Before each assignment, I always study the architect’s briefs and renderings, and I try to speak with the design team to understand their inspiration and its implementation.  But once onsite, I spend some time walking the project using my research filters, but I also spend some time discovering it with an open mind not guided by briefs and architect’s renderings.  I want to experience it from an unbiased point of view – discovering it for the first time without the filter of research.

On a recent shoot at the Financial International City Mall in Wuhan, China, I discovered an alcove that allowed me to simplify the design elements of the project into a powerful composition.  I learned later that this was also the exact time that covid 19 broke out of the bio labs in Wuhan.  (I never got covid.)  The overall architectural design was done by Jerde Architects and the interiors by Woods Bagot. This view was not in their renderings or in my own pre-visualized shot list.  It revealed itself through my own process of discovery. The decorative elements came together dramatically to define the design theme.  The glass safety partitions reflect their surroundings rather than allow you to see through them clearly.  Their brilliant colors contrast dramatically with the surrounding monochromatic elements.
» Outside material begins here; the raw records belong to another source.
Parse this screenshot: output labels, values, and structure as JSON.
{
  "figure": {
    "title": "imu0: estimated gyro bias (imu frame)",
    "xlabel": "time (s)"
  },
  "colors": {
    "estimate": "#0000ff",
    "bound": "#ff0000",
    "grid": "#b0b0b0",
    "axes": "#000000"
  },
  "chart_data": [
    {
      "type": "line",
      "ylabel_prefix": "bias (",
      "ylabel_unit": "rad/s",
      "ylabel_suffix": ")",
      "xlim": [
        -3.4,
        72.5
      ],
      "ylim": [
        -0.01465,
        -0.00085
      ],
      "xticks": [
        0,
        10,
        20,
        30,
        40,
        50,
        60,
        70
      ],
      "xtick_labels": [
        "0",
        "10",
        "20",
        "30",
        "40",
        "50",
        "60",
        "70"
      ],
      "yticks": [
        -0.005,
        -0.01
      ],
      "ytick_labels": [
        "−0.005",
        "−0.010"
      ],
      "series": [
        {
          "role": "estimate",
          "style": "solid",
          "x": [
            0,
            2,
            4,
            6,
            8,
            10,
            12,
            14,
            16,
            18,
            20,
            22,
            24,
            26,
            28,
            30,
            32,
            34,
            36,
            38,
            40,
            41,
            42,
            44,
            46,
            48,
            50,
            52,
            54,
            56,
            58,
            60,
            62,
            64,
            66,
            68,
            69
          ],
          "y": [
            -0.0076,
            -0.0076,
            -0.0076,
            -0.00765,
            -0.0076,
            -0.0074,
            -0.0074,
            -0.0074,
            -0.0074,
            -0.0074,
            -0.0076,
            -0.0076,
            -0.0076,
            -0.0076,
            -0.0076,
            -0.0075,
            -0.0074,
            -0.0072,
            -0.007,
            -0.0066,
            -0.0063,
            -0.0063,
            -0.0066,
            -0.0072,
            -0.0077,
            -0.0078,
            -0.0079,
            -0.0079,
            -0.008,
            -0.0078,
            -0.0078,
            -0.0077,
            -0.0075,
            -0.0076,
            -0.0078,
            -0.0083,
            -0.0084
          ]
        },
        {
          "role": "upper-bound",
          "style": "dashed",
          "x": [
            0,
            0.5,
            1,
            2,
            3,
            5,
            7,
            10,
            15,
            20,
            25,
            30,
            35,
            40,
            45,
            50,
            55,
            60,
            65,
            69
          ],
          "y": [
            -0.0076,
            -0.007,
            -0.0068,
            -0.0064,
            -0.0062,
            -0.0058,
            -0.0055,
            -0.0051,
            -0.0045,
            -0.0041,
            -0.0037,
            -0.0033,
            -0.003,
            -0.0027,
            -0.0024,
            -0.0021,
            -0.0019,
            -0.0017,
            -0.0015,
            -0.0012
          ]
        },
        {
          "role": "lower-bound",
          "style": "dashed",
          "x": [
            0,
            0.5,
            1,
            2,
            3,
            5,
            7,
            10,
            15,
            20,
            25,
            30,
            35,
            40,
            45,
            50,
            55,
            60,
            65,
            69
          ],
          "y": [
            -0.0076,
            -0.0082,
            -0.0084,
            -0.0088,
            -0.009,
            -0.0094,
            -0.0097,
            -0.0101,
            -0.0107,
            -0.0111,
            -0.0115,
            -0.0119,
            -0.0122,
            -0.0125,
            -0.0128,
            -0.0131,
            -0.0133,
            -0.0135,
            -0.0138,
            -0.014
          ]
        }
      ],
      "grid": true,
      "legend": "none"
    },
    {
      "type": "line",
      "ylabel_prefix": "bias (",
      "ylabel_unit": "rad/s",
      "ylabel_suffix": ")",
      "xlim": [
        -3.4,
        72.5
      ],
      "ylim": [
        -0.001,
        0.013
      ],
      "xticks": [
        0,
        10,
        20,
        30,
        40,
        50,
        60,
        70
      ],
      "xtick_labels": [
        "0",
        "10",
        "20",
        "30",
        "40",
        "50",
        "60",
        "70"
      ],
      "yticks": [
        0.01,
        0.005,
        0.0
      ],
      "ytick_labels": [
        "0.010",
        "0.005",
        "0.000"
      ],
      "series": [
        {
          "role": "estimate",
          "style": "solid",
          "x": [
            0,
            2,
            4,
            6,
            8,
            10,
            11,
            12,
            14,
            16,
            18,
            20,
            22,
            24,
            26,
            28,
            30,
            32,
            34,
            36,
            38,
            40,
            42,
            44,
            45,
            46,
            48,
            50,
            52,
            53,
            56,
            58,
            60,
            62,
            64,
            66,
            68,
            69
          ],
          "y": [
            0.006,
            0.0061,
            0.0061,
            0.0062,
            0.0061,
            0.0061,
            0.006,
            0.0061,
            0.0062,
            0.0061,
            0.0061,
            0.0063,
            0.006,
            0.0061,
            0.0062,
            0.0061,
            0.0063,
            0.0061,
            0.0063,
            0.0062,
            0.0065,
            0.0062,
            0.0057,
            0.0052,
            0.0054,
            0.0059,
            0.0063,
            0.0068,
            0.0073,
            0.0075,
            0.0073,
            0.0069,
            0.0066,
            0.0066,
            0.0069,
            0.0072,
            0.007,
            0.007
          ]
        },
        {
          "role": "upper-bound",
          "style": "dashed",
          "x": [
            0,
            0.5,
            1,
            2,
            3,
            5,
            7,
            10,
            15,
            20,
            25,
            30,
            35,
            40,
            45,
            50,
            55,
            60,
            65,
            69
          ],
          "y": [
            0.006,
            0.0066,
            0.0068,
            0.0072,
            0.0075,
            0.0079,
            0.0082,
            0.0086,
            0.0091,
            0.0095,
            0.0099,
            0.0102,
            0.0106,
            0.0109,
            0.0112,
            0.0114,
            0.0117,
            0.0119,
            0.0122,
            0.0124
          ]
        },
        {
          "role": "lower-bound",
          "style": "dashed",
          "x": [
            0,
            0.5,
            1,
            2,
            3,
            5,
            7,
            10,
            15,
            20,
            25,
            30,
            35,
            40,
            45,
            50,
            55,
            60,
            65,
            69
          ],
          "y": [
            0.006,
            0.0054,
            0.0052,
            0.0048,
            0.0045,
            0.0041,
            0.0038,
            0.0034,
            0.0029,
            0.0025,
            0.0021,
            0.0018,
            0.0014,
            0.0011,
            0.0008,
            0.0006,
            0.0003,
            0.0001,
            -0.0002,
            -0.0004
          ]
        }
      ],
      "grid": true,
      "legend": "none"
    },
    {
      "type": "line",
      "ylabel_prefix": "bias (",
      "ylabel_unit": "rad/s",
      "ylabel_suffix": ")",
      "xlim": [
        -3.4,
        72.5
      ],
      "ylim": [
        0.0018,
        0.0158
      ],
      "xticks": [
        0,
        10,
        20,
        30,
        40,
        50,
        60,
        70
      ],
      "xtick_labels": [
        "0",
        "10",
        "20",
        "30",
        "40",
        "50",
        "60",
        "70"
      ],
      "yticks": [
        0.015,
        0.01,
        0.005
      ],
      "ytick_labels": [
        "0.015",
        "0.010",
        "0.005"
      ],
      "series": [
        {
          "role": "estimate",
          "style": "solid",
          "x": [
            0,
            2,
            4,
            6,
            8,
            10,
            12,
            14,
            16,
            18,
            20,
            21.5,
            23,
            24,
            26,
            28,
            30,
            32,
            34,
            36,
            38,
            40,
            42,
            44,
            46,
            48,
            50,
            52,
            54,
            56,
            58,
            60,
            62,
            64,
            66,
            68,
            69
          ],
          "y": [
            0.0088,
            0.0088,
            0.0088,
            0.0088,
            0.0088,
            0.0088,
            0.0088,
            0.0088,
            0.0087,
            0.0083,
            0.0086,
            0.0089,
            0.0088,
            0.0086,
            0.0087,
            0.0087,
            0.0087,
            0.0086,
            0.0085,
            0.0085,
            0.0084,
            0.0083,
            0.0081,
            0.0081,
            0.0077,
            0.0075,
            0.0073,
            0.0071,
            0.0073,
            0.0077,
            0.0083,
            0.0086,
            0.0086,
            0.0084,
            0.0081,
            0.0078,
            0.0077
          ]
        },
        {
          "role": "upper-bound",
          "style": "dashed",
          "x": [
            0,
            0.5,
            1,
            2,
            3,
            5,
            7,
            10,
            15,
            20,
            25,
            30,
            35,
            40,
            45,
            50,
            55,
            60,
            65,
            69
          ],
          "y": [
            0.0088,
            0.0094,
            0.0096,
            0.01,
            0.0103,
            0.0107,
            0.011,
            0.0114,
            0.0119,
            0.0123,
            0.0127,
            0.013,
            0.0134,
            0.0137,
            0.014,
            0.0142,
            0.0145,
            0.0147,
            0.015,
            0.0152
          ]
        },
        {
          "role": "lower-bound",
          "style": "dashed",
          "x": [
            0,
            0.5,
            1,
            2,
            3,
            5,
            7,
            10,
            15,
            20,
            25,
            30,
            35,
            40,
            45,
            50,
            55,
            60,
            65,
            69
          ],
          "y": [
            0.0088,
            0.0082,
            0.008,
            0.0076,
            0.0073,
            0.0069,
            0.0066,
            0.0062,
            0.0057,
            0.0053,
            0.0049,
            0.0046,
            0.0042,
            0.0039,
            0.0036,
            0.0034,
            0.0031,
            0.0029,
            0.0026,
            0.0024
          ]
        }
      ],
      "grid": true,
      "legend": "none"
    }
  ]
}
It would have been easy to bypass this area if I had not taken time to explore and discover the project for myself.  An oft-used quote comes to mind,

  “The real voyage of discovery consists not in seeking new landscapes but in having new eyes.”   Marcel Proust. 

I do research on every project, but I also allow myself to see it with “new eyes”.  Paul Dingman is an architectural photographer based in Atlanta, GA, and he works across the USA and internationally.